Apapun selalu dikaitkan dalam korelasi negatif yang menggunakan akal tidak sehat. Nyinyir itu mestinya agak berkualitas tidak sekedar menghamburkan isu dan opini yang bisa menenggelamkan akal sehat masyarakat yang lain. Seperti misalnya salah satu media yang mengatakan bencana kali ini sebagai bentuk hukuman karena bangsa ini mengarak api obor Asian Games yang dipandang syirik.
Pertama, dalil keagamaan mereka sangat lemah dengan mengatakan api obor sebagai simbol kesyirikan. Mengarak itu seolah bangsa ini telah melepaskan keimanan. Mengarak api seolah bangsa ini telah menggadaikan kepercayaan terhadap Tuhan dengan memilih kepercayaan terhadap api. Hanya iman yang lemah yang melontarkan isu dan opini semacam itu.
Kedua, logika kurang sehat digunakan dengan menghubungkan bencana dengan hukuman Tuhan yang tidak ada hubungannya. Sementara logika sesat itu seolah dibenarkan dengan dalil-dalil agama. Menukil ayat untuk kepentingan menghujat korban bencana. Tentu saja hal ini bukan hanya sangat berbahaya tetapi juga tidak berusaha membangun kepedulian antar sesama sebagaimana perintah agama.
Ketiga, bangunan logika seperti ini setiap bencana akan sangat berbahaya dalam menghadapi setiap bencana. Pemaknaan teologis terhadap bencana penting dikembangkan dalam rangka menumbuhkan optimisme pasca bencana.
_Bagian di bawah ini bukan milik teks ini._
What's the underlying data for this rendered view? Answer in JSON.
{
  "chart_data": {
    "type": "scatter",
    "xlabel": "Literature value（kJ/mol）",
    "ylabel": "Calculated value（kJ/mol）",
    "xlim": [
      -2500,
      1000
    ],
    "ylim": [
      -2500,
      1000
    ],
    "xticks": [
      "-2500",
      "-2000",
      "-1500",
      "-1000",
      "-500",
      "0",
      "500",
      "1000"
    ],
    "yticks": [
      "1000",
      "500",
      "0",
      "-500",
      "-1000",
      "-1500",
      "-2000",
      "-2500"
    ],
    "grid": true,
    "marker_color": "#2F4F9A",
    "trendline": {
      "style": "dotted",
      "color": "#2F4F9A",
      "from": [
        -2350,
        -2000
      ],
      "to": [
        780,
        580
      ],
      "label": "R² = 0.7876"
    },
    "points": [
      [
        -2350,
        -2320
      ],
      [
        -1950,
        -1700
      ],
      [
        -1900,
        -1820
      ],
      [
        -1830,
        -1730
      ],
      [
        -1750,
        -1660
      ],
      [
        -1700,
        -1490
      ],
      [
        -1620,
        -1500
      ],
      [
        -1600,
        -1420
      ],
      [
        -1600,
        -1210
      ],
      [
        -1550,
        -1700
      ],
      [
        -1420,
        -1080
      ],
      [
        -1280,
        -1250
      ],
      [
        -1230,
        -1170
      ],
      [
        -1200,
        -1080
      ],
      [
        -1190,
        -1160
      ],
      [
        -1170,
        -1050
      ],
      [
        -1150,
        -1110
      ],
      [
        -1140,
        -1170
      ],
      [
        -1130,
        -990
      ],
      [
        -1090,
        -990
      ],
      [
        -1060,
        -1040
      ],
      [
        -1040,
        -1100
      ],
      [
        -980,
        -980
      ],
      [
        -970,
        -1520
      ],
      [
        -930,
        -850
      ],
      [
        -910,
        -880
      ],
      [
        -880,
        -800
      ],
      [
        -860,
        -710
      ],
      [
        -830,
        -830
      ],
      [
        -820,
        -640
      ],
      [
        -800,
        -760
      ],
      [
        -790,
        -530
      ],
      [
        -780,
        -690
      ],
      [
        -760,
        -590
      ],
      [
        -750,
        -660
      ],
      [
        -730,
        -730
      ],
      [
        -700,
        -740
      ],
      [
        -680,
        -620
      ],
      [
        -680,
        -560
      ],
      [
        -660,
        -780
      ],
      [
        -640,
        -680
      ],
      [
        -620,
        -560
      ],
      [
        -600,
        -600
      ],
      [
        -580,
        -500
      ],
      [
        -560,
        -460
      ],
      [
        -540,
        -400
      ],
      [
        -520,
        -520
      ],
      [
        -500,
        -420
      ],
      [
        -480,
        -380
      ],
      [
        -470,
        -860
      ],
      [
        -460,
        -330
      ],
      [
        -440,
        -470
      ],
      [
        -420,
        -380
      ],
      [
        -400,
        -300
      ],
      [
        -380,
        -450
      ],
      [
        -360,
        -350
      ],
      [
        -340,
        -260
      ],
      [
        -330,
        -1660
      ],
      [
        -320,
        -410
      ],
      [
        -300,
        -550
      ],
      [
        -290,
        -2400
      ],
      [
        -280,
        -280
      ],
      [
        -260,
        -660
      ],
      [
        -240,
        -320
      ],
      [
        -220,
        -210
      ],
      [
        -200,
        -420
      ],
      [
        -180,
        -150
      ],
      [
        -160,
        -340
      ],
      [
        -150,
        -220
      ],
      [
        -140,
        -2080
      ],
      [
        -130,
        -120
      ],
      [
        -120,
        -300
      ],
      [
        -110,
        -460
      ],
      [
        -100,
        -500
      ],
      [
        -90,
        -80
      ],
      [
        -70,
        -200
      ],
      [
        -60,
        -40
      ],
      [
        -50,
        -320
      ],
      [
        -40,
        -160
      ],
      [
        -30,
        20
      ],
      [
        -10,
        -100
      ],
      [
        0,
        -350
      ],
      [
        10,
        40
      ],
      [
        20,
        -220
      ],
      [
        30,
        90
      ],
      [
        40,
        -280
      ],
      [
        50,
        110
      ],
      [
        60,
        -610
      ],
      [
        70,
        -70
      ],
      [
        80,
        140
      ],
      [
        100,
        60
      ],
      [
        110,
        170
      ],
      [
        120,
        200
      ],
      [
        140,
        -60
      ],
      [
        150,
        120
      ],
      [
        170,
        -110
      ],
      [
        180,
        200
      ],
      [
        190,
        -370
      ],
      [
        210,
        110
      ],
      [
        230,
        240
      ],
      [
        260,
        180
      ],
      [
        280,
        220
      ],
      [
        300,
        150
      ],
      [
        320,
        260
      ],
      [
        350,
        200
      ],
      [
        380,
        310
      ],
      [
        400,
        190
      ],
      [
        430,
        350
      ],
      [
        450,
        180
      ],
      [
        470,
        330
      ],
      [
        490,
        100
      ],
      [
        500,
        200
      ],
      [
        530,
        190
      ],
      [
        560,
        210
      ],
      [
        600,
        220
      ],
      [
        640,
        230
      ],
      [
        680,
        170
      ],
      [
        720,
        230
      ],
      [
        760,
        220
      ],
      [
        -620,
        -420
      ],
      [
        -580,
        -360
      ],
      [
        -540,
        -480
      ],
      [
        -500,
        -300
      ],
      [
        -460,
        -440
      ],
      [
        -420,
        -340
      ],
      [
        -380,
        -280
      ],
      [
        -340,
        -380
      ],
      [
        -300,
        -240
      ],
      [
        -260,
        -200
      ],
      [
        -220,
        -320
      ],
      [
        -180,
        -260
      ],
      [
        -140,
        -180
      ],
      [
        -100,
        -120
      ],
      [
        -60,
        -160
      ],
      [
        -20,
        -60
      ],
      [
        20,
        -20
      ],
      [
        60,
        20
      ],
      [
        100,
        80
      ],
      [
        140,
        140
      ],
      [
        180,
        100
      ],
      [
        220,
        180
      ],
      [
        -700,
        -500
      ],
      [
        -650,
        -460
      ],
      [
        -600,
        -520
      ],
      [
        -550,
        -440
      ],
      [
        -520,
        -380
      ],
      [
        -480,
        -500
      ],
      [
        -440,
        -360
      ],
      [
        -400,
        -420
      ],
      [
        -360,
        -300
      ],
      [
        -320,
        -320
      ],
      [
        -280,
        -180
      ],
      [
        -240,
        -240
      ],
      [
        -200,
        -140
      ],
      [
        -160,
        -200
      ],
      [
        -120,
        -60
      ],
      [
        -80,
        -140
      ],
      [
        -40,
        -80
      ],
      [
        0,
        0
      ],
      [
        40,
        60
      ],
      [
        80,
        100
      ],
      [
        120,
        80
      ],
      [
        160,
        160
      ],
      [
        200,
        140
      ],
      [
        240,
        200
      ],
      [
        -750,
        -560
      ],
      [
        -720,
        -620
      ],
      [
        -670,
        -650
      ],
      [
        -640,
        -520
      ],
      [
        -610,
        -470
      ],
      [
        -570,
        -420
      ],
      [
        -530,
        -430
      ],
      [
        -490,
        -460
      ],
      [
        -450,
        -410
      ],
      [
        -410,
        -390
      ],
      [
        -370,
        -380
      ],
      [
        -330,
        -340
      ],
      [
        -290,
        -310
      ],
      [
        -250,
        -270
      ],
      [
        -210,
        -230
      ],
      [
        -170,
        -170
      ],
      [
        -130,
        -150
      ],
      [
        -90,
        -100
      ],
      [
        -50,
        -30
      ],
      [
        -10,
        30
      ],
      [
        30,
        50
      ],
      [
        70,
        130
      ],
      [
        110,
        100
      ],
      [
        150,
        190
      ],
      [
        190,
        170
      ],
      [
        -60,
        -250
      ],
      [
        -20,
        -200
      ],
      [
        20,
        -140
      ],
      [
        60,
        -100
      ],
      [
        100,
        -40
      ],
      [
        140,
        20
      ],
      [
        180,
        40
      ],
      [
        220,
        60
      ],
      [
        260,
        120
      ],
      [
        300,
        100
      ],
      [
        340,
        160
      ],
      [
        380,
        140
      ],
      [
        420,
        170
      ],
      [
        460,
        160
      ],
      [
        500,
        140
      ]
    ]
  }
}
Misalnya, bencana sebagai bagian ujian Tuhan untuk menguji kesabaran dan kekompakan manusia.
Wal hasil, kebisingan pandangan yang mengaitkan bencana Lombok dengan obor Asian Games harus dipandang sebagai cara pandang sekelompok orang yang sedang tidak ingin masyarakat menggunakan akal sehat dalam melihat peristiwa. Sasaran isu ini memang untuk mereka yang sama memiliki kedangkalan pemikiran. Semoga bangsa ini kuat menghadapi bencana dan kuat menghadapi isu yang disebabkan kedangkalan akal sehat.